Residential Care vs Supported Living

There is a big debate underway on the relative merits of supported living versus residential care for adults with Learning Disabilities.  Views tend to be completely polarised which is why it makes it an interesting topic for debate.


Government legislation has directed Local Authorities towards placing people with Learning Disabilities in supported living arrangements. Those in existing residential and out-of-county residential placements are also often being forced into supported living provisions in their home Local Authority.  The background to this is that a disproportionate number of people with Learning Disabilities live in registered services as opposed to supported living, compared to other groups in society, and part of the current shift is to redress this imbalance.

However, the current situation debates a straight comparison between the two services, with the presumption that the delivery of residential care is flawed whilst the delivery of supported living is excellent.  In reality, it’s not that clear cut; there are good and bad residential services and good and bad supported living services.


Definition of Services

Supported living is the term given by Local Authorities to offer people their ‘own homes’ via a tenancy or home ownership or shared ownership and have personal and housing related support provided by an outside organisation.

Residential care is when someone lives in a registered care home which is managed and run by a care provider who is responsible for all aspects of their daily needs and wellbeing.


Things that go wrong

Poor residential or supported living placements and services tend to come about as a result of the following:

  • Poor assessment of an individual’s needs that make either the service or the level of support being given wrong which delivers negative outcomes.
  • These situations may be historic, deliberate or arise from incompetence
  • Placement choice may be driven by funding considerations (funding panels or commissioners) or poor care managers (social workers)
  • The wrong mix of individuals can put even a good service into crisis
  • The wrong support staff for a particular individual
  • Lack of sufficient or appropriate training for staff
  • Poorly motivated staff or just a poor care culture
  • Poorly managed staff
  • Warehousing individuals instead of supporting them to lead more fulfilled lives
  • Inability of services to evolve with individuals
  • Putting the organisation or shareholders before the individual

In either a residential environment or supported living any of these factors can lead to individuals living miserable and unfulfilled lives.

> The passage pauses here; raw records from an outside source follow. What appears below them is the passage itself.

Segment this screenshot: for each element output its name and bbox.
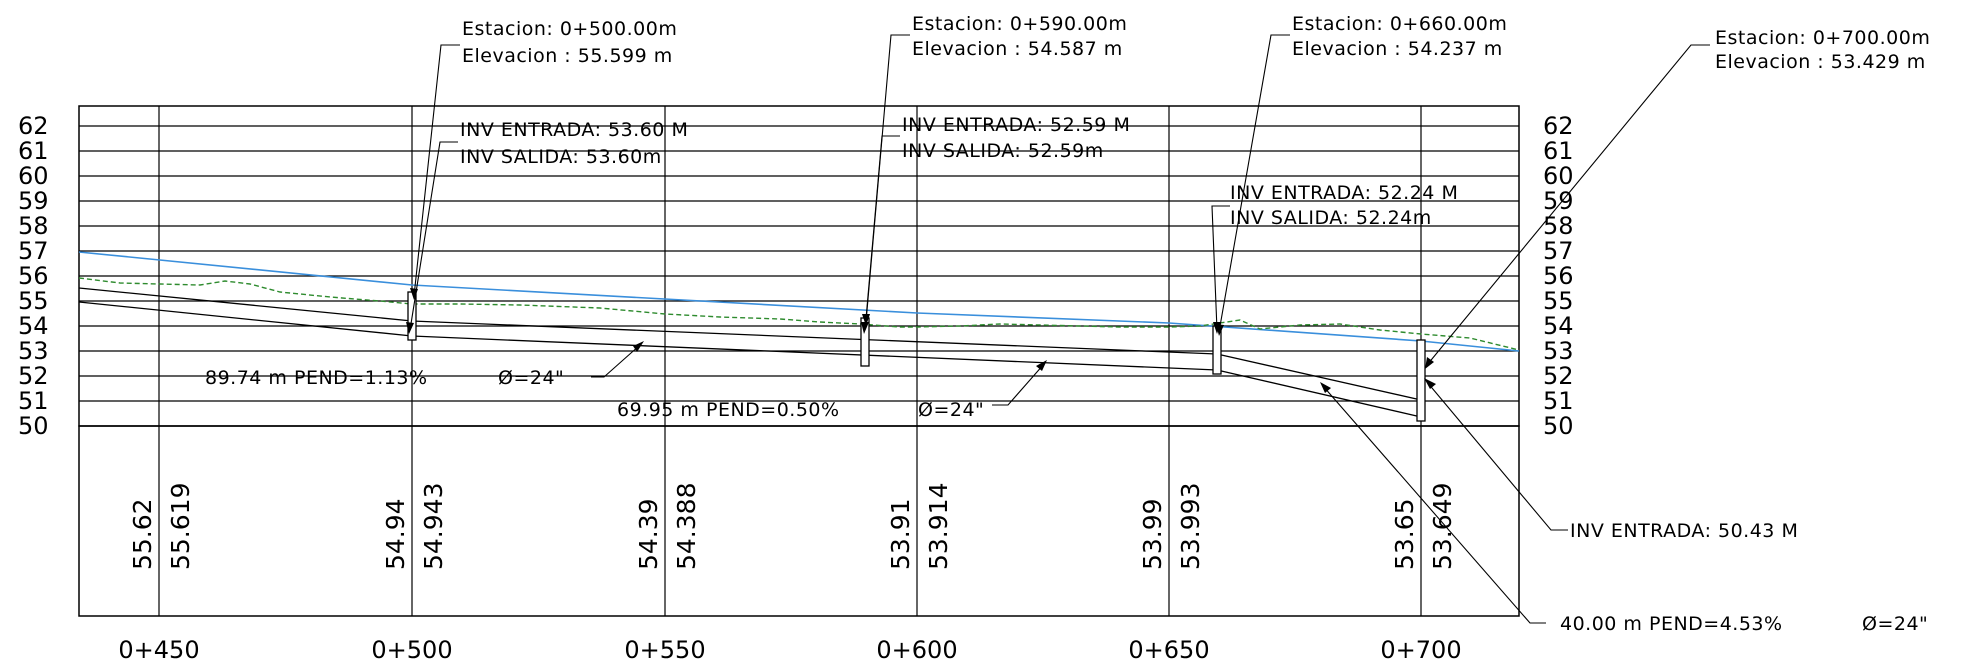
manhole-0700 xyxy=(1416,339,1426,422)
pipe-1-invert xyxy=(78,301,413,337)
pipe-leaders xyxy=(591,341,1546,624)
x-tick: 0+600 xyxy=(876,636,957,662)
pipe-1-diameter: Ø=24" xyxy=(498,367,564,389)
station-label-0500: Estacion: 0+500.00m xyxy=(462,18,677,40)
y-tick-right: 62 xyxy=(1543,112,1574,140)
pipe-lines xyxy=(78,287,1422,418)
elevation-label-0660: Elevacion : 54.237 m xyxy=(1292,38,1503,60)
y-tick-right: 50 xyxy=(1543,412,1574,440)
pipe-2-crown xyxy=(411,320,1218,355)
y-tick-right: 60 xyxy=(1543,162,1574,190)
pipe-2-invert xyxy=(411,335,1218,371)
y-tick-left: 53 xyxy=(18,337,49,365)
y-tick-left: 60 xyxy=(18,162,49,190)
y-tick-right: 57 xyxy=(1543,237,1574,265)
pipe-1-label: 89.74 m PEND=1.13% xyxy=(205,367,428,389)
y-tick-right: 51 xyxy=(1543,387,1574,415)
inv-entrada-0590: INV ENTRADA: 52.59 M xyxy=(902,114,1130,136)
invert-leaders xyxy=(406,135,1568,531)
x-tick: 0+450 xyxy=(118,636,199,662)
station-label-0700: Estacion: 0+700.00m xyxy=(1715,27,1930,49)
station-value-ground: 55.619 xyxy=(166,483,195,570)
station-value-ground: 53.649 xyxy=(1428,483,1457,570)
invert-labels: INV ENTRADA: 53.60 M INV SALIDA: 53.60m … xyxy=(460,114,1798,542)
station-value-ground: 53.914 xyxy=(924,483,953,570)
inv-entrada-0500: INV ENTRADA: 53.60 M xyxy=(460,119,688,141)
inv-entrada-0660: INV ENTRADA: 52.24 M xyxy=(1230,182,1458,204)
data-band-frame xyxy=(78,425,1520,617)
y-tick-left: 61 xyxy=(18,137,49,165)
inv-salida-0590: INV SALIDA: 52.59m xyxy=(902,140,1104,162)
elevation-grid xyxy=(79,125,1519,402)
y-tick-left: 58 xyxy=(18,212,49,240)
x-tick: 0+700 xyxy=(1380,636,1461,662)
station-value-design: 55.62 xyxy=(128,498,157,570)
inv-salida-0500: INV SALIDA: 53.60m xyxy=(460,146,662,168)
pipe-3-invert xyxy=(1216,369,1422,418)
y-axis-right: 62 61 60 59 58 57 56 55 54 53 52 51 50 xyxy=(1543,112,1574,440)
y-tick-left: 52 xyxy=(18,362,49,390)
y-tick-right: 56 xyxy=(1543,262,1574,290)
y-tick-right: 61 xyxy=(1543,137,1574,165)
elevation-label-0500: Elevacion : 55.599 m xyxy=(462,45,673,67)
station-label-0660: Estacion: 0+660.00m xyxy=(1292,13,1507,35)
y-tick-left: 57 xyxy=(18,237,49,265)
pipe-2-diameter: Ø=24" xyxy=(918,399,984,421)
x-tick: 0+500 xyxy=(371,636,452,662)
inv-salida-0660: INV SALIDA: 52.24m xyxy=(1230,207,1432,229)
station-value-ground: 54.943 xyxy=(419,483,448,570)
design-grade-line xyxy=(78,251,1520,352)
station-value-design: 54.39 xyxy=(634,498,663,570)
pipe-labels: 89.74 m PEND=1.13% Ø=24" 69.95 m PEND=0.… xyxy=(205,367,1928,635)
y-tick-left: 55 xyxy=(18,287,49,315)
pipe-3-crown xyxy=(1216,353,1422,401)
station-value-design: 53.91 xyxy=(886,498,915,570)
station-values: 55.62 55.619 54.94 54.943 54.39 54.388 5… xyxy=(128,483,1457,570)
station-label-0590: Estacion: 0+590.00m xyxy=(912,13,1127,35)
y-tick-left: 50 xyxy=(18,412,49,440)
station-value-ground: 54.388 xyxy=(672,483,701,570)
y-tick-right: 52 xyxy=(1543,362,1574,390)
y-tick-right: 53 xyxy=(1543,337,1574,365)
elevation-label-0700: Elevacion : 53.429 m xyxy=(1715,51,1926,73)
station-labels: Estacion: 0+500.00m Elevacion : 55.599 m… xyxy=(462,13,1930,73)
x-axis: 0+450 0+500 0+550 0+600 0+650 0+700 xyxy=(118,636,1461,662)
inv-entrada-0700: INV ENTRADA: 50.43 M xyxy=(1570,520,1798,542)
y-tick-left: 59 xyxy=(18,187,49,215)
pipe-2-label: 69.95 m PEND=0.50% xyxy=(617,399,840,421)
y-tick-right: 55 xyxy=(1543,287,1574,315)
station-value-design: 54.94 xyxy=(381,498,410,570)
y-tick-left: 62 xyxy=(18,112,49,140)
station-value-ground: 53.993 xyxy=(1176,483,1205,570)
existing-ground-line xyxy=(78,277,1520,351)
station-value-design: 53.65 xyxy=(1390,498,1419,570)
y-tick-right: 58 xyxy=(1543,212,1574,240)
elevation-label-0590: Elevacion : 54.587 m xyxy=(912,38,1123,60)
pipe-1-crown xyxy=(78,287,413,322)
y-tick-left: 56 xyxy=(18,262,49,290)
station-leaders xyxy=(410,34,1710,369)
station-value-design: 53.99 xyxy=(1138,498,1167,570)
y-tick-right: 59 xyxy=(1543,187,1574,215)
y-axis-left: 62 61 60 59 58 57 56 55 54 53 52 51 50 xyxy=(18,112,49,440)
y-tick-right: 54 xyxy=(1543,312,1574,340)
pipe-3-label: 40.00 m PEND=4.53% xyxy=(1560,613,1783,635)
y-tick-left: 51 xyxy=(18,387,49,415)
y-tick-left: 54 xyxy=(18,312,49,340)
x-tick: 0+550 xyxy=(624,636,705,662)
pipe-3-diameter: Ø=24" xyxy=(1862,613,1928,635)
x-tick: 0+650 xyxy=(1128,636,1209,662)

Funding & Financial Safeguards

A key difference between the two types of services is how an individual’s funding package is put together and who is responsible for ultimately spending that money.

Supported Living:

  • Individuals have a legal right to access a range of benefits
  • They have access to other sources of funding, including Direct Payments, Supporting People Monies, Independent Living Fund, etc.
  • They can choose to spend their benefits package on whatever services they like
  • Spending is monitored and if money is spent inappropriately, action is taken
  • This also allows people to make choices about the balance between what they spend their money on

Residential Care:

  • Funding goes to the provider who is responsible for delivering the individualised services
  • The type and level of these services are pre-determined and are legally binding
  • Contracts and outcomes are monitored to ensure service quality
  • Continuing funding of placement is outcome based
  • Individuals are entitled to limited benefits


Our Perspective

The debate can also be subjective.

Ten years ago, as parents of a child with complex needs we had a very low opinion of all care services in the UK.  We didn’t have a view on residential care versus supported living; we just couldn’t find a good service at the time for our daughter.  In the end we set up our own registered residential service, Home From Home Care.  We approached the task with logic and without the baggage or prejudices of a pre-existing operation / service.  Our aspirations were what any parent would want – fulfilled days, great environments and a really good and effective staff team where our children are treated with respect.

Ten years on we still think the standard of care in the UK is often poor an already compromised sector is now under increasing pressure from the budget cuts – so the question remains not supported living versus residential care but, “how do we raise the standards of care in the UK to better support the vulnerable in society in today’s economic climate?”


Who this debate is about

Whilst we don’t doubt that supported living is the right thing for many people with a Learning Disability, it tends to be more appropriate for those with lower levels of support needs.  Even if a service gets a few things wrong (as above), if they more or less get the majority of support right, the placement will succeed to an extent.

We now want to focus the debate on individuals at the other end of the spectrum, those with the higher complex needs.  In their case, it’s just too simplistic to apply the same mechanisms and criteria (rent book, tenancy etc.) to measure ‘successful outcomes’ because different things are happening in the lives of these individuals:

  1. Their mental capacity may be limited
  2. The margin for error in the support they receive is incredibly small
  3. Situations escalate to extremes

Over the coming months we will be posting our opinions on this topic with particular regard to how the government policy of moving towards supported living might not be the best approach for those with complex needs.